11... Gas laser tube, 21... High reflection mirror, 22... Output mirror, 25, 27... X-axis adjustment motor, 26, 2
8...Y-axis adjustment motor, 30...sensor, 31...amplification converter, 32...laser output increase/decrease discrimination device, 33...motor drive control device.

Claims (1)

[Claims] [Claim 1] A high-reflection mirror placed on one side of the discharge path of the gas laser tube and an output side mirror placed on the other side, and an X for adjusting the horizontal inclination of each of these mirrors.

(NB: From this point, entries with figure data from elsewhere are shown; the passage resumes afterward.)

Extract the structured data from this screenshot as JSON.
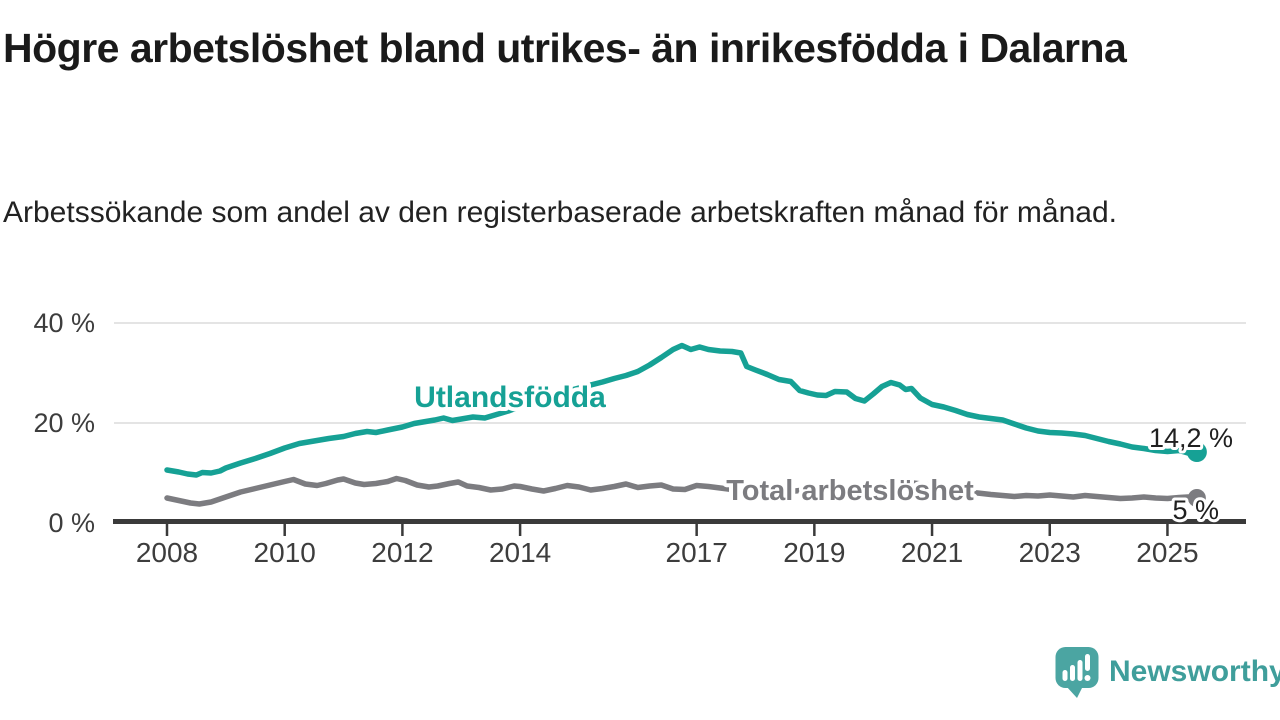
{
  "header": {
    "title": "Högre arbetslöshet bland utrikes- än inrikesfödda i Dalarna",
    "subtitle": "Arbetssökande som andel av den registerbaserade arbetskraften månad för månad."
  },
  "chart_data": {
    "type": "line",
    "title": "Högre arbetslöshet bland utrikes- än inrikesfödda i Dalarna",
    "subtitle": "Arbetssökande som andel av den registerbaserade arbetskraften månad för månad.",
    "unit": "%",
    "x_axis": {
      "range": [
        2007.6,
        2026.3
      ],
      "ticks": [
        {
          "year": 2008,
          "label": "2008"
        },
        {
          "year": 2010,
          "label": "2010"
        },
        {
          "year": 2012,
          "label": "2012"
        },
        {
          "year": 2014,
          "label": "2014"
        },
        {
          "year": 2017,
          "label": "2017"
        },
        {
          "year": 2019,
          "label": "2019"
        },
        {
          "year": 2021,
          "label": "2021"
        },
        {
          "year": 2023,
          "label": "2023"
        },
        {
          "year": 2025,
          "label": "2025"
        }
      ]
    },
    "y_axis": {
      "range": [
        0,
        42
      ],
      "grid": true,
      "ticks": [
        {
          "value": 0,
          "label": "0 %"
        },
        {
          "value": 20,
          "label": "20 %"
        },
        {
          "value": 40,
          "label": "40 %"
        }
      ]
    },
    "series": [
      {
        "name": "Utlandsfödda",
        "color": "#16a195",
        "end_label": "14,2 %",
        "end_value": 14.2,
        "points": [
          [
            2008.0,
            10.6
          ],
          [
            2008.2,
            10.2
          ],
          [
            2008.35,
            9.8
          ],
          [
            2008.5,
            9.6
          ],
          [
            2008.6,
            10.1
          ],
          [
            2008.75,
            10.0
          ],
          [
            2008.9,
            10.4
          ],
          [
            2009.0,
            11.0
          ],
          [
            2009.25,
            12.0
          ],
          [
            2009.5,
            12.9
          ],
          [
            2009.75,
            13.9
          ],
          [
            2010.0,
            15.0
          ],
          [
            2010.25,
            15.9
          ],
          [
            2010.5,
            16.4
          ],
          [
            2010.75,
            16.9
          ],
          [
            2011.0,
            17.3
          ],
          [
            2011.2,
            17.9
          ],
          [
            2011.4,
            18.3
          ],
          [
            2011.55,
            18.1
          ],
          [
            2011.75,
            18.6
          ],
          [
            2012.0,
            19.2
          ],
          [
            2012.2,
            19.9
          ],
          [
            2012.4,
            20.3
          ],
          [
            2012.55,
            20.6
          ],
          [
            2012.7,
            21.0
          ],
          [
            2012.85,
            20.5
          ],
          [
            2013.0,
            20.8
          ],
          [
            2013.2,
            21.2
          ],
          [
            2013.4,
            21.0
          ],
          [
            2013.6,
            21.7
          ],
          [
            2013.8,
            22.4
          ],
          [
            2014.0,
            23.3
          ],
          [
            2014.25,
            24.3
          ],
          [
            2014.5,
            25.3
          ],
          [
            2014.75,
            26.2
          ],
          [
            2015.0,
            27.0
          ],
          [
            2015.2,
            27.6
          ],
          [
            2015.4,
            28.2
          ],
          [
            2015.6,
            28.9
          ],
          [
            2015.8,
            29.5
          ],
          [
            2016.0,
            30.3
          ],
          [
            2016.2,
            31.6
          ],
          [
            2016.4,
            33.1
          ],
          [
            2016.6,
            34.7
          ],
          [
            2016.75,
            35.5
          ],
          [
            2016.9,
            34.7
          ],
          [
            2017.05,
            35.2
          ],
          [
            2017.2,
            34.7
          ],
          [
            2017.4,
            34.4
          ],
          [
            2017.6,
            34.3
          ],
          [
            2017.75,
            34.0
          ],
          [
            2017.85,
            31.3
          ],
          [
            2018.0,
            30.6
          ],
          [
            2018.2,
            29.7
          ],
          [
            2018.4,
            28.7
          ],
          [
            2018.6,
            28.3
          ],
          [
            2018.75,
            26.5
          ],
          [
            2018.9,
            26.0
          ],
          [
            2019.05,
            25.6
          ],
          [
            2019.2,
            25.5
          ],
          [
            2019.35,
            26.3
          ],
          [
            2019.55,
            26.2
          ],
          [
            2019.7,
            24.9
          ],
          [
            2019.85,
            24.4
          ],
          [
            2020.0,
            25.8
          ],
          [
            2020.15,
            27.3
          ],
          [
            2020.3,
            28.1
          ],
          [
            2020.45,
            27.6
          ],
          [
            2020.55,
            26.7
          ],
          [
            2020.65,
            26.9
          ],
          [
            2020.8,
            25.0
          ],
          [
            2021.0,
            23.7
          ],
          [
            2021.2,
            23.2
          ],
          [
            2021.4,
            22.5
          ],
          [
            2021.6,
            21.7
          ],
          [
            2021.8,
            21.2
          ],
          [
            2022.0,
            20.9
          ],
          [
            2022.2,
            20.6
          ],
          [
            2022.4,
            19.8
          ],
          [
            2022.6,
            19.0
          ],
          [
            2022.8,
            18.4
          ],
          [
            2023.0,
            18.1
          ],
          [
            2023.2,
            18.0
          ],
          [
            2023.4,
            17.8
          ],
          [
            2023.6,
            17.5
          ],
          [
            2023.8,
            16.9
          ],
          [
            2024.0,
            16.3
          ],
          [
            2024.2,
            15.8
          ],
          [
            2024.4,
            15.2
          ],
          [
            2024.6,
            14.9
          ],
          [
            2024.8,
            14.5
          ],
          [
            2025.0,
            14.3
          ],
          [
            2025.2,
            14.5
          ],
          [
            2025.35,
            14.0
          ],
          [
            2025.5,
            14.2
          ]
        ]
      },
      {
        "name": "Total arbetslöshet",
        "color": "#7c7c80",
        "end_label": "5 %",
        "end_value": 5.0,
        "points": [
          [
            2008.0,
            5.0
          ],
          [
            2008.2,
            4.5
          ],
          [
            2008.4,
            4.0
          ],
          [
            2008.55,
            3.8
          ],
          [
            2008.75,
            4.2
          ],
          [
            2009.0,
            5.2
          ],
          [
            2009.25,
            6.2
          ],
          [
            2009.5,
            6.9
          ],
          [
            2009.75,
            7.6
          ],
          [
            2010.0,
            8.3
          ],
          [
            2010.15,
            8.7
          ],
          [
            2010.35,
            7.8
          ],
          [
            2010.55,
            7.5
          ],
          [
            2010.7,
            7.9
          ],
          [
            2010.9,
            8.6
          ],
          [
            2011.0,
            8.8
          ],
          [
            2011.2,
            8.0
          ],
          [
            2011.35,
            7.7
          ],
          [
            2011.55,
            7.9
          ],
          [
            2011.75,
            8.3
          ],
          [
            2011.9,
            8.9
          ],
          [
            2012.05,
            8.5
          ],
          [
            2012.25,
            7.6
          ],
          [
            2012.45,
            7.2
          ],
          [
            2012.6,
            7.4
          ],
          [
            2012.8,
            7.9
          ],
          [
            2012.95,
            8.2
          ],
          [
            2013.1,
            7.4
          ],
          [
            2013.3,
            7.1
          ],
          [
            2013.5,
            6.6
          ],
          [
            2013.7,
            6.8
          ],
          [
            2013.9,
            7.4
          ],
          [
            2014.0,
            7.3
          ],
          [
            2014.2,
            6.8
          ],
          [
            2014.4,
            6.4
          ],
          [
            2014.6,
            6.9
          ],
          [
            2014.8,
            7.5
          ],
          [
            2015.0,
            7.2
          ],
          [
            2015.2,
            6.6
          ],
          [
            2015.4,
            6.9
          ],
          [
            2015.6,
            7.3
          ],
          [
            2015.8,
            7.8
          ],
          [
            2016.0,
            7.1
          ],
          [
            2016.2,
            7.4
          ],
          [
            2016.4,
            7.6
          ],
          [
            2016.6,
            6.8
          ],
          [
            2016.8,
            6.7
          ],
          [
            2017.0,
            7.5
          ],
          [
            2017.2,
            7.3
          ],
          [
            2017.4,
            7.0
          ],
          [
            2017.6,
            6.7
          ],
          [
            2017.8,
            7.0
          ],
          [
            2018.0,
            7.3
          ],
          [
            2018.3,
            6.6
          ],
          [
            2018.6,
            6.3
          ],
          [
            2018.9,
            6.7
          ],
          [
            2019.1,
            6.5
          ],
          [
            2019.4,
            6.1
          ],
          [
            2019.7,
            5.9
          ],
          [
            2019.95,
            6.1
          ],
          [
            2020.2,
            7.6
          ],
          [
            2020.4,
            8.3
          ],
          [
            2020.6,
            8.1
          ],
          [
            2020.9,
            7.7
          ],
          [
            2021.1,
            7.2
          ],
          [
            2021.4,
            6.6
          ],
          [
            2021.7,
            6.1
          ],
          [
            2022.0,
            5.7
          ],
          [
            2022.2,
            5.5
          ],
          [
            2022.4,
            5.3
          ],
          [
            2022.6,
            5.5
          ],
          [
            2022.8,
            5.4
          ],
          [
            2023.0,
            5.6
          ],
          [
            2023.2,
            5.4
          ],
          [
            2023.4,
            5.2
          ],
          [
            2023.6,
            5.5
          ],
          [
            2023.8,
            5.3
          ],
          [
            2024.0,
            5.1
          ],
          [
            2024.2,
            4.9
          ],
          [
            2024.4,
            5.0
          ],
          [
            2024.6,
            5.2
          ],
          [
            2024.8,
            5.0
          ],
          [
            2025.0,
            4.9
          ],
          [
            2025.2,
            5.1
          ],
          [
            2025.35,
            5.2
          ],
          [
            2025.5,
            5.0
          ]
        ]
      }
    ],
    "legend_position": "inline-labels",
    "colors": {
      "grid": "#dcdcdc",
      "axis": "#3a3a3a",
      "tick_text": "#3d3d3d",
      "value_label_text": "#202020"
    }
  },
  "branding": {
    "logo_text": "Newsworthy",
    "logo_color": "#4ba5a2",
    "text_color": "#3f9e9b"
  }
}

An axis adjustment motor, a Y-axis adjustment motor that adjusts the vertical inclination of each mirror, a laser output detector that detects laser light output, and receives electrical signals from this detector to determine trends in increases and decreases in the laser output. a laser output increase/decrease discrimination device, a drive control device that adjusts and drives the X-axis adjustment motor and the Y-axis adjustment motor in response to electric signals from the discrimination device, and is connected to supply energizing power to the laser tube. In the gas laser tube apparatus, the horizontal tilt of either the high reflection mirror or the output mirror is controlled by driving an X-axis adjustment motor to obtain the maximum laser output. Then move the same vertical tilt of this mirror to the position where the maximum laser output is obtained by driving the Y-axis adjustment motor, and then move both the high reflection mirror and the output mirror, By rotationally driving each X-axis adjustment motor, move the same amount in the same direction simultaneously or alternately to determine the position where the laser output reaches the maximum value, and then similarly move both the high reflection mirror and the output mirror to each Y A gas laser tube device characterized in that it is configured to move simultaneously or alternately by the same amount in the same direction by the rotational drive of a shaft adjustment motor to determine the position where the laser output shows the maximum value.